Kasador plays surprise album release concert at Toucan

Boris Baker, Cam Wyatt, Will Hunter, Stephen Adubofuor.
From Kasador's Facebook page

Kingston’s own Kasador came back this week for a surprise concert celebrating their debut album.

On Oct. 3, Kasador played to a crowd at The Toucan with openers The Wilderness and Dan Taylor band.

After their last Kingston performance at Rockin’ the Big House, Kasador’s Will Hunter said that it was something they never thought they’d do. The band started in Kingston when Hunter, Cam Wyatt, and Boris Baker were students at Queen’s, so the Penitentiary is a familiar presence for the three.

Their newest member, Stephen Adubofuor, joined the band in 2018, and is from Ottawa where he had met Wyatt years prior. This wasn’t his first Kingston show, though. The musician played with the band when they opened for The Glorious Sons back in February 2018.

On the Rockin’ the Big House show, Wyatt said it was surreal—he kept forgetting that they were actually inside the old maximum-security prison.

“We had to keep checking ourselves,” Wyatt said in an interview with The Journal. “You could see photos from 100 years ago, when they had private concerts in there.”

When asked if they had any hesitations about performing in the Penitentiary, given its dark history, they focused on the positive aspects of what a charity concert could do for Kingston.

“I looked at the bigger picture: we were looking at [it like,] this can do a lot for at-risk youth and it’s raising money that can—in theory—prevent people from going to prison later,” Baker said.

With that show now in their rearview, the band is gearing up for the release of their debut full length album, Brood & Bloom.

They started working on this album as far back as 2017, gathering stories and inspiration for what would eventually become the 12-track album. Sadness, confusion, and changes within the band laid way to the dark themes of the songs.

“Towards the end of 2017, we went through some band-member changes. My father passed away, there was a lot of change happening, and it wasn’t great,” Hunter said. “We took some time off in 2018 and decided that we didn’t want this to end. We wanted this to work.”

After making that decision, they got back in the studio and wrote Brood & Bloom.

One track on the album that calls on these darker times in the performers’ lives is “Again for Me.” With lyrics like, “I’ve been waiting on a sunny day/ All I seem to get is rain/ I still feel you in my blood/ You’re still your father’s son,” it’s clear that these songs were written during a time of emotional difficulty.

Hunter’s father was a songwriter through the 70s and 80s, and always part of a band. This inspired Hunter’s love of music and led him to pursue a similar path.

“I inherited some of his unfinished songs, and one of them was called ‘You’re Still Your Father’s Son.’ I wanted to do something with this song when I was working on songs for the album, but nothing was clicking,” Hunter said.

Then a year ago, he had his chance to put it to use.

Messing around in the studio, Hunter started voicing his experience and talking through the feelings he had about his father’s death.
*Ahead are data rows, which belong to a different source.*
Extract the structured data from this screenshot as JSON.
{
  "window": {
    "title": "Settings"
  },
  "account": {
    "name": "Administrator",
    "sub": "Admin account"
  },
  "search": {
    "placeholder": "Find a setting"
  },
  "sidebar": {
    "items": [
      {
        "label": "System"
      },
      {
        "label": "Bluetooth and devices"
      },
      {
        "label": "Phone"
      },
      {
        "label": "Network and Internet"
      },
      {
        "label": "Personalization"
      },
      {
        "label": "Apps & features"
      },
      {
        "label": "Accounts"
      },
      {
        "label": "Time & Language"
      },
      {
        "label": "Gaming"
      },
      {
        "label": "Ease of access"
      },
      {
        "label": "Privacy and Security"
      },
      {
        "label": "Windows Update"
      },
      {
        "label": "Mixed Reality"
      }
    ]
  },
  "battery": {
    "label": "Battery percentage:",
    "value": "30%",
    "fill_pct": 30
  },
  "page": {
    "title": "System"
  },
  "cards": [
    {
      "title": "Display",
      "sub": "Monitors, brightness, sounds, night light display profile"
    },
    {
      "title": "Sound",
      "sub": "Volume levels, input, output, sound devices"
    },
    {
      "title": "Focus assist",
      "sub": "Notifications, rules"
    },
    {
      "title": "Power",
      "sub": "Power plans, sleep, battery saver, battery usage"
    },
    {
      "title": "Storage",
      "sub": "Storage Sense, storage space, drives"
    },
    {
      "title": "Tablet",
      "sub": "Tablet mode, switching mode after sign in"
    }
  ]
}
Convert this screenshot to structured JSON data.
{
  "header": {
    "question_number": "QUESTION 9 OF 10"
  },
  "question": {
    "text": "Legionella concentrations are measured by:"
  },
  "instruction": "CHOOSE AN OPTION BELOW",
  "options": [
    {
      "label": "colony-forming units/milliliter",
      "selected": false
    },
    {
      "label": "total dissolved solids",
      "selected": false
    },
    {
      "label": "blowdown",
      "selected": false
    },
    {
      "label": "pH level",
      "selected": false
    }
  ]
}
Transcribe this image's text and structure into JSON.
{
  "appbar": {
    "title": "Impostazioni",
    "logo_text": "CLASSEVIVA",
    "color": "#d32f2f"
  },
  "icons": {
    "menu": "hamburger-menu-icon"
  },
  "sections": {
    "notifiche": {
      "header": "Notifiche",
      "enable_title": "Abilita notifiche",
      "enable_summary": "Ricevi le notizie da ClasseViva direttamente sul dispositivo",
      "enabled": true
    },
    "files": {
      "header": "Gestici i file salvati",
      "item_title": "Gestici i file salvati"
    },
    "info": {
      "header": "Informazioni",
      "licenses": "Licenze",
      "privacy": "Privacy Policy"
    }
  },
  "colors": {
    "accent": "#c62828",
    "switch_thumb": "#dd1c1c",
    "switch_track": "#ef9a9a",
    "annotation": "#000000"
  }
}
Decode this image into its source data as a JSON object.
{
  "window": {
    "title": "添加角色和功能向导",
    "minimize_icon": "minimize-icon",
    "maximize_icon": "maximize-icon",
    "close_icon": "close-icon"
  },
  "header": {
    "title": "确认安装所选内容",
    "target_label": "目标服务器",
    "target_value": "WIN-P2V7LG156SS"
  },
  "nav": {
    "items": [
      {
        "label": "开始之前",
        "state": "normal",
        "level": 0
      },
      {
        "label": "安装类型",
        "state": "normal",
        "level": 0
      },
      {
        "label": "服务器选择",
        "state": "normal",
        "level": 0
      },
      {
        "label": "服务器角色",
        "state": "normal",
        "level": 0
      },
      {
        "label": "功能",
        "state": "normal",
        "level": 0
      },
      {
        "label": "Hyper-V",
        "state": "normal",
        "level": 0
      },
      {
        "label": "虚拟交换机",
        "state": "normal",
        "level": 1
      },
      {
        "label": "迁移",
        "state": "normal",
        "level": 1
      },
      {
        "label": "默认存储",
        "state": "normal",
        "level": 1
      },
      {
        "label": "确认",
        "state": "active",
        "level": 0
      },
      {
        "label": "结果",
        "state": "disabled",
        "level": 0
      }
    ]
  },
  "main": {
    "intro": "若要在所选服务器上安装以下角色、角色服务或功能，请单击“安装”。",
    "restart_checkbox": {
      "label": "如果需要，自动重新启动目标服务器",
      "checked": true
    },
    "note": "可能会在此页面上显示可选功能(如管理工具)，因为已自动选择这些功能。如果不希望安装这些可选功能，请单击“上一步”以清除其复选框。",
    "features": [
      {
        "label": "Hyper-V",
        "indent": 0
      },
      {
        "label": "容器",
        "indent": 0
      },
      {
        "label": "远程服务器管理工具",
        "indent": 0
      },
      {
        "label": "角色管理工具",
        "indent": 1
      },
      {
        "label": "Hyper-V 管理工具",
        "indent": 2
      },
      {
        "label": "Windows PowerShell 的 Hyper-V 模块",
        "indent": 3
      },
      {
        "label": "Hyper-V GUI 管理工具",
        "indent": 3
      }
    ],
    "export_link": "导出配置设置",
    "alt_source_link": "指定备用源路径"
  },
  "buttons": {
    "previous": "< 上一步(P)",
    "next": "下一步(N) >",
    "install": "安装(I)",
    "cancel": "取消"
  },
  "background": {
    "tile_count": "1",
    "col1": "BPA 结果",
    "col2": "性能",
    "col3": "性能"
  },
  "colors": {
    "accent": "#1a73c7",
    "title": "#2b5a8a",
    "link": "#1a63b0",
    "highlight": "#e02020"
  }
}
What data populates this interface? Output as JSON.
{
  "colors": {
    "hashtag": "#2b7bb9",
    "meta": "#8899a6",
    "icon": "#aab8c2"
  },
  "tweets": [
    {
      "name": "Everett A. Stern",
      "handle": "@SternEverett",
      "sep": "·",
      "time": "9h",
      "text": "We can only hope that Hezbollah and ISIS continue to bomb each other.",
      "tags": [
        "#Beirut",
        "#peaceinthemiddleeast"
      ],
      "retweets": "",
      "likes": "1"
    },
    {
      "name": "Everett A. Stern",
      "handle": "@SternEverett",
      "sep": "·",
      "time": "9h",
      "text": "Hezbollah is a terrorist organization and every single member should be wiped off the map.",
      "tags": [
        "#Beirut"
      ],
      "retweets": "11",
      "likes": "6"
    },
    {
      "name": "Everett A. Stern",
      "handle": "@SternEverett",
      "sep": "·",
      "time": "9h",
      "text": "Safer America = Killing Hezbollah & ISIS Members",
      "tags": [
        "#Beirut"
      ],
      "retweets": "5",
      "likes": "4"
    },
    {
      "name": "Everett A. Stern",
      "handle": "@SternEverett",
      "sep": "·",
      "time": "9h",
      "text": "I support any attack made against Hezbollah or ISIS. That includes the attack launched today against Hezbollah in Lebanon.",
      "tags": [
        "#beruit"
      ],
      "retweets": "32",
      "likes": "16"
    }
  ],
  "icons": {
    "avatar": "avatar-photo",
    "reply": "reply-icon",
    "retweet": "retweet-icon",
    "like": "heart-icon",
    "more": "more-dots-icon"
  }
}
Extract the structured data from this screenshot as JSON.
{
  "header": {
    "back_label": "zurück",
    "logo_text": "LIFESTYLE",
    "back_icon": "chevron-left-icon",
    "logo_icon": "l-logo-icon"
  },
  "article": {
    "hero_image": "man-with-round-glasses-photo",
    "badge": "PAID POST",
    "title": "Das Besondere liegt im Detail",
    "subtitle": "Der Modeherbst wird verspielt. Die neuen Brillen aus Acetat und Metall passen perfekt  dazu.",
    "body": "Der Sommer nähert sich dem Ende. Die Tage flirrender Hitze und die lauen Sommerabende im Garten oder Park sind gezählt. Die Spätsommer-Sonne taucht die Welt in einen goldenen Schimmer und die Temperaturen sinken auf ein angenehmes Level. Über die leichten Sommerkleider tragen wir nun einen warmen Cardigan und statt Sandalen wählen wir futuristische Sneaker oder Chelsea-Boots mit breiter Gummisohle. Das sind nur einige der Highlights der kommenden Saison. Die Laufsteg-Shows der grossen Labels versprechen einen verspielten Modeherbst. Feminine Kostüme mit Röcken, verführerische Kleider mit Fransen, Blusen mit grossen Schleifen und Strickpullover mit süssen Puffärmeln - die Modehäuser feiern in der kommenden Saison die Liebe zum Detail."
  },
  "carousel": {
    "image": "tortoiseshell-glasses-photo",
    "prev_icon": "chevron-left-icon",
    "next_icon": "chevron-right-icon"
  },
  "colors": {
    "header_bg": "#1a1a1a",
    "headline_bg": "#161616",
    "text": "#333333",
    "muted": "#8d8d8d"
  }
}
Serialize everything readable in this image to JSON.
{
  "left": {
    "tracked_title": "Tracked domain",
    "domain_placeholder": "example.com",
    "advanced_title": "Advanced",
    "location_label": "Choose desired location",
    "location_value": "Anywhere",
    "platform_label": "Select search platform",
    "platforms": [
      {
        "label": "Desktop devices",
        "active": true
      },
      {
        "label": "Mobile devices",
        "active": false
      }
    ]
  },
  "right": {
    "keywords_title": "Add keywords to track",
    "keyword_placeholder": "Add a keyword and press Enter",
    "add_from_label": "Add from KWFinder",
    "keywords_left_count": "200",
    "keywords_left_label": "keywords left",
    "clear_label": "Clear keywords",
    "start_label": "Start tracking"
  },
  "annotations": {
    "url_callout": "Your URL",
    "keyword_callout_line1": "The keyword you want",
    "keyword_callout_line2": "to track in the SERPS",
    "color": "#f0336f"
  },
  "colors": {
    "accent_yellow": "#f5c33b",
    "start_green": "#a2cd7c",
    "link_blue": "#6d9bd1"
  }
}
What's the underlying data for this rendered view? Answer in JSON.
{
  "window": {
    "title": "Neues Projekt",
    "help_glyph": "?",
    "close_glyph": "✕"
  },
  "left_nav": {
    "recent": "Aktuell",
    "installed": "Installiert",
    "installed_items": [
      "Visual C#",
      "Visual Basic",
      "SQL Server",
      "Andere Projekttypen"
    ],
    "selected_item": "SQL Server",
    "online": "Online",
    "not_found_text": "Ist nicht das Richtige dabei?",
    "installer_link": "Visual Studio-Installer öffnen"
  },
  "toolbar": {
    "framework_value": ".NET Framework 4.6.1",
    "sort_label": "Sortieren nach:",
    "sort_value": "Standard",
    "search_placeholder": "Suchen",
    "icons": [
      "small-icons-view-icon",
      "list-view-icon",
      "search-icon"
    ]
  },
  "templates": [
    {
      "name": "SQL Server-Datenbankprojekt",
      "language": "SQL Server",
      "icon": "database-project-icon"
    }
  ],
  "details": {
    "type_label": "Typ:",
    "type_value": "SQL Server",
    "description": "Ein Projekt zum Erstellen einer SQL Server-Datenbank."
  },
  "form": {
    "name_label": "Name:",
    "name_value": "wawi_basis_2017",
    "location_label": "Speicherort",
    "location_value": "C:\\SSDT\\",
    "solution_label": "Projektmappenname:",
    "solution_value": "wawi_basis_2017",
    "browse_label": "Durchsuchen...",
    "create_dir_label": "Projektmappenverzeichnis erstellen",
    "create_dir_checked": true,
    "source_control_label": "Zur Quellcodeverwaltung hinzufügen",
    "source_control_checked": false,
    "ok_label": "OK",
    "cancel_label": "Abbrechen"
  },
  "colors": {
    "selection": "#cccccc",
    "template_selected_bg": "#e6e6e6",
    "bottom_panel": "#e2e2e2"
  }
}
Soon after, the song came together naturally.

The last song on the album, “Undone,” touches on the fear of never finding what you’ve been working toward.

“I’ll always feel unsatisfied with what I’m doing, and that scares me a little. No matter what [I’ve] achieved or who I love or what I do, I’ll always feel like I want more, and I’m scared that I’ll never feel a true satisfaction no matter what I do,” Wyatt said.

The end of the last chord in the song loops back into where the first track of the album starts.

“It’s a reprise to the first song on the album […] with the whole of the album being that you’re going to go through something really tough and shitty, but you come out the other end better for it,” Baker said. “You can persevere through one thing, but another thing is probably going to come up. It’s an ongoing battle.”

The tracks are meant to loop from the end back to the start to reflect this cyclical emotional journey.   

Though the songs came from bad times for the band members, they hope they can use them to give something positive to their listeners.

“I hope people find a couple of songs and can latch onto the idea that, even though you might be going through something tough right now, you do have the power to turn that into a positive,” Baker said.